In a separate bowl, whisk together 1 1/2 cups of organic sour cream, 1 1/2 cups of almond milk, 3 large eggs, and 6 tablespoons of melted unsalted butter until the mixture is smooth and well combined.
Gently fold the wet ingredients into the dry ingredients using a spoon or spatula. Mix until just combined, being careful not to overmix. A few lumps are perfectly fine and will help keep the pancakes fluffy.
Allow the batter to rest for a few minutes while you heat a nonstick griddle or pan over medium heat. The batter resting time allows the leavening agents to activate, contributing to a fluffier pancake.
Once the griddle is hot (you can test by sprinkling a few drops of water on it; they should sizzle), pour the batter onto the griddle to form rounds. For consistent size, you can use a 1/4 cup measure to scoop the batter.

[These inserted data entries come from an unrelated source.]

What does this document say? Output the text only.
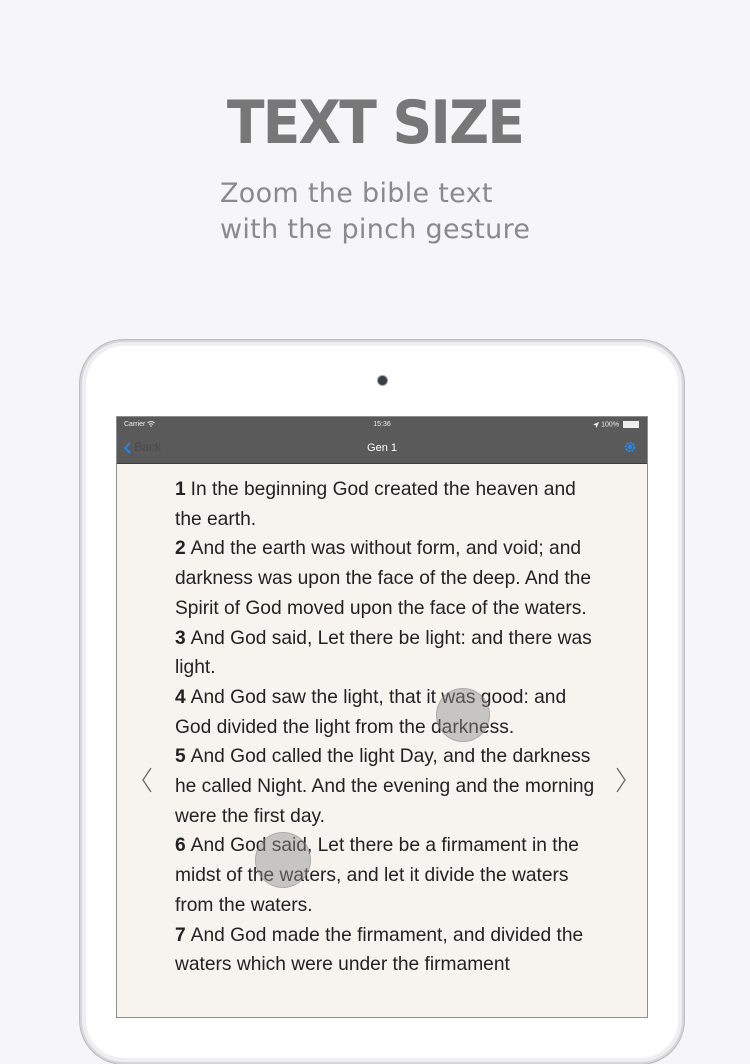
TEXT SIZE
Zoom the bible text
with the pinch gesture
Carrier	15:36	100%
Back	Gen 1

1 In the beginning God created the heaven and the earth.

2 And the earth was without form, and void; and darkness was upon the face of the deep. And the Spirit of God moved upon the face of the waters.

3 And God said, Let there be light: and there was light.

4 And God saw the light, that it was good: and God divided the light from the darkness.

5 And God called the light Day, and the darkness he called Night. And the evening and the morning were the first day.

6 And God said, Let there be a firmament in the midst of the waters, and let it divide the waters from the waters.

7 And God made the firmament, and divided the waters which were under the firmament
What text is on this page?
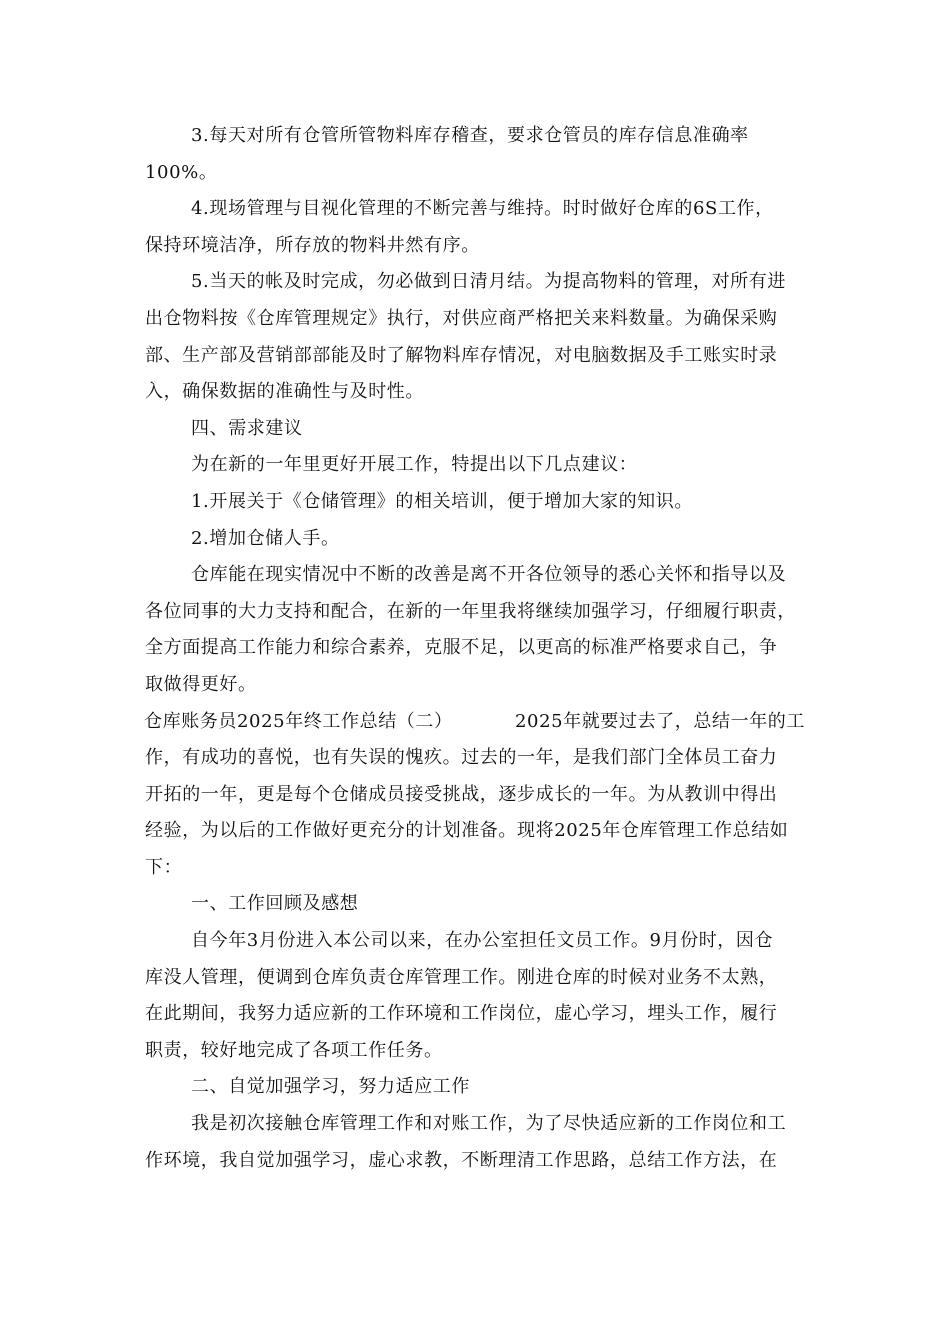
3.每天对所有仓管所管物料库存稽查，要求仓管员的库存信息准确率
100%。
4.现场管理与目视化管理的不断完善与维持。时时做好仓库的6S工作，
保持环境洁净，所存放的物料井然有序。
5.当天的帐及时完成，勿必做到日清月结。为提高物料的管理，对所有进
出仓物料按《仓库管理规定》执行，对供应商严格把关来料数量。为确保采购
部、生产部及营销部部能及时了解物料库存情况，对电脑数据及手工账实时录
入，确保数据的准确性与及时性。
四、需求建议
为在新的一年里更好开展工作，特提出以下几点建议：
1.开展关于《仓储管理》的相关培训，便于增加大家的知识。
2.增加仓储人手。
仓库能在现实情况中不断的改善是离不开各位领导的悉心关怀和指导以及
各位同事的大力支持和配合，在新的一年里我将继续加强学习，仔细履行职责，
全方面提高工作能力和综合素养，克服不足，以更高的标准严格要求自己，争
取做得更好。
仓库账务员2025年终工作总结（二）	2025年就要过去了，总结一年的工
作，有成功的喜悦，也有失误的愧疚。过去的一年，是我们部门全体员工奋力
开拓的一年，更是每个仓储成员接受挑战，逐步成长的一年。为从教训中得出
经验，为以后的工作做好更充分的计划准备。现将2025年仓库管理工作总结如
下：
一、工作回顾及感想
自今年3月份进入本公司以来，在办公室担任文员工作。9月份时，因仓
库没人管理，便调到仓库负责仓库管理工作。刚进仓库的时候对业务不太熟，
在此期间，我努力适应新的工作环境和工作岗位，虚心学习，埋头工作，履行
职责，较好地完成了各项工作任务。
二、自觉加强学习，努力适应工作
我是初次接触仓库管理工作和对账工作，为了尽快适应新的工作岗位和工
作环境，我自觉加强学习，虚心求教，不断理清工作思路，总结工作方法，在
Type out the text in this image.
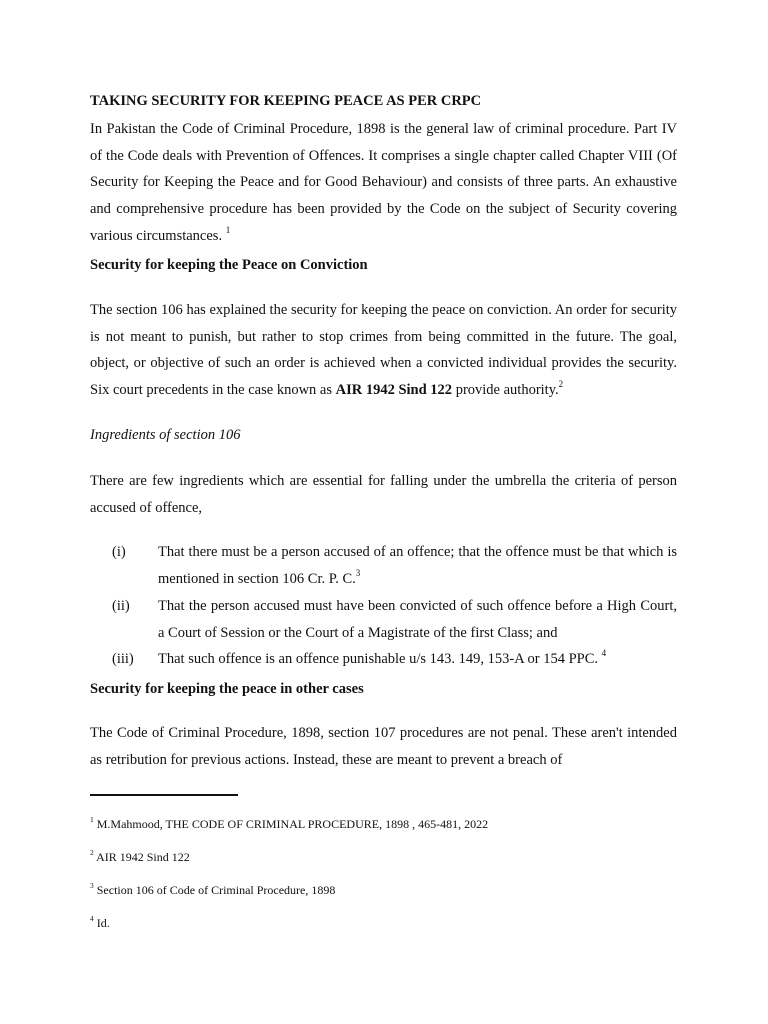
TAKING SECURITY FOR KEEPING PEACE AS PER CRPC

In Pakistan the Code of Criminal Procedure, 1898 is the general law of criminal procedure. Part IV of the Code deals with Prevention of Offences. It comprises a single chapter called Chapter VIII (Of Security for Keeping the Peace and for Good Behaviour) and consists of three parts. An exhaustive and comprehensive procedure has been provided by the Code on the subject of Security covering various circumstances. $^1$

Security for keeping the Peace on Conviction

The section 106 has explained the security for keeping the peace on conviction. An order for security is not meant to punish, but rather to stop crimes from being committed in the future. The goal, object, or objective of such an order is achieved when a convicted individual provides the security. Six court precedents in the case known as AIR 1942 Sind 122 provide authority.$^2$

Ingredients of section 106

There are few ingredients which are essential for falling under the umbrella the criteria of person accused of offence,

(i)	That there must be a person accused of an offence; that the offence must be that which is mentioned in section 106 Cr. P. C.$^3$
(ii)	That the person accused must have been convicted of such offence before a High Court, a Court of Session or the Court of a Magistrate of the first Class; and
(iii)	That such offence is an offence punishable u/s 143. 149, 153-A or 154 PPC. $^4$

Security for keeping the peace in other cases

The Code of Criminal Procedure, 1898, section 107 procedures are not penal. These aren't intended as retribution for previous actions. Instead, these are meant to prevent a breach of

$^1$ M.Mahmood, THE CODE OF CRIMINAL PROCEDURE, 1898 , 465-481, 2022
$^2$ AIR 1942 Sind 122
$^3$ Section 106 of Code of Criminal Procedure, 1898
$^4$ Id.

Cook the pancakes until you see small bubbles forming on the surface and the edges look set, which should take about 1-3 minutes. Flip the pancakes carefully and cook for an additional minute or until they are golden brown and cooked through.
Serve the pancakes immediately, or keep them warm in an oven preheated to 175 degrees F for up to 20 minutes. This will ensure they stay warm and fluffy until ready to serve.
Enjoy with a drizzle of pure maple syrup, some Greek yogurt, or fresh berries.